« Je voulais peindre ce qui ne se voit pas, le souffle de la vie, le vent, le mouvement, la vie des formes, l’éclosion des couleurs et leur fusion. »
- Zao Wou Ki, 1988
Zao Wou-Ki (1920–2013) est l’un des peintres majeurs de l’abstraction lyrique du XXᵉ siècle, figure essentielle du dialogue entre la tradition picturale chinoise et la modernité occidentale. Né à Pékin, Zao Wou-Ki se forme très jeune à la calligraphie et à la peinture chinoise classique avant d’intégrer l’École des beaux-arts de Hangzhou. En 1948, il s’installe à Paris, ville qui devient son principal lieu de création et où il s’imprègne des courants artistiques contemporains, de Paul Klee à l’abstraction européenne et américaine.

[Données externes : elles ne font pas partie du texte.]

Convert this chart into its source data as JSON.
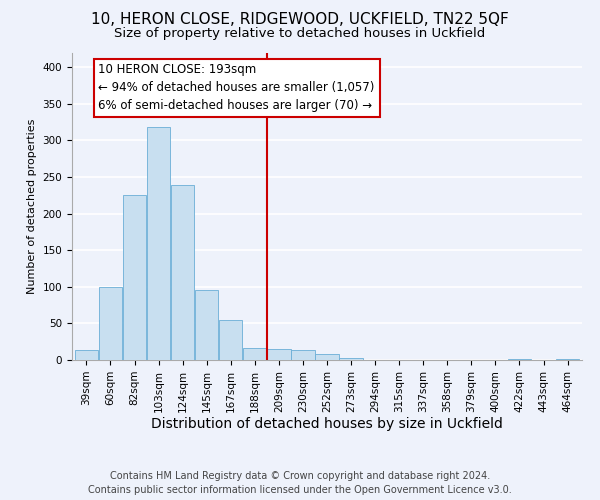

Après une première période figurative marquée par des influences cubistes et surréalistes, Zao Wou-Ki bascule au milieu des années 1950 vers une abstraction radicale. Sa peinture se libère du motif pour explorer l’espace, le souffle et le mouvement. Les signes calligraphiques, la lumière et la profondeur deviennent les véritables sujets de ses toiles, souvent de très grands formats. Son œuvre se distingue par une tension poétique entre vide et plein, violence et méditation, chaos et harmonie. Reconnu très tôt sur la scène internationale, Zao Wou-Ki expose dans les plus grands musées et institutions à travers le monde. Il est élu en France membre de la préstigieuse Académie des beaux-arts en 2002, consacrant un parcours exceptionnel entre Orient et Occident. Son travail, profondément spirituel et universel, continue d’exercer une influence durable sur la peinture contemporaine et occupe aujourd’hui une place majeure dans les collections publiques et privées internationales.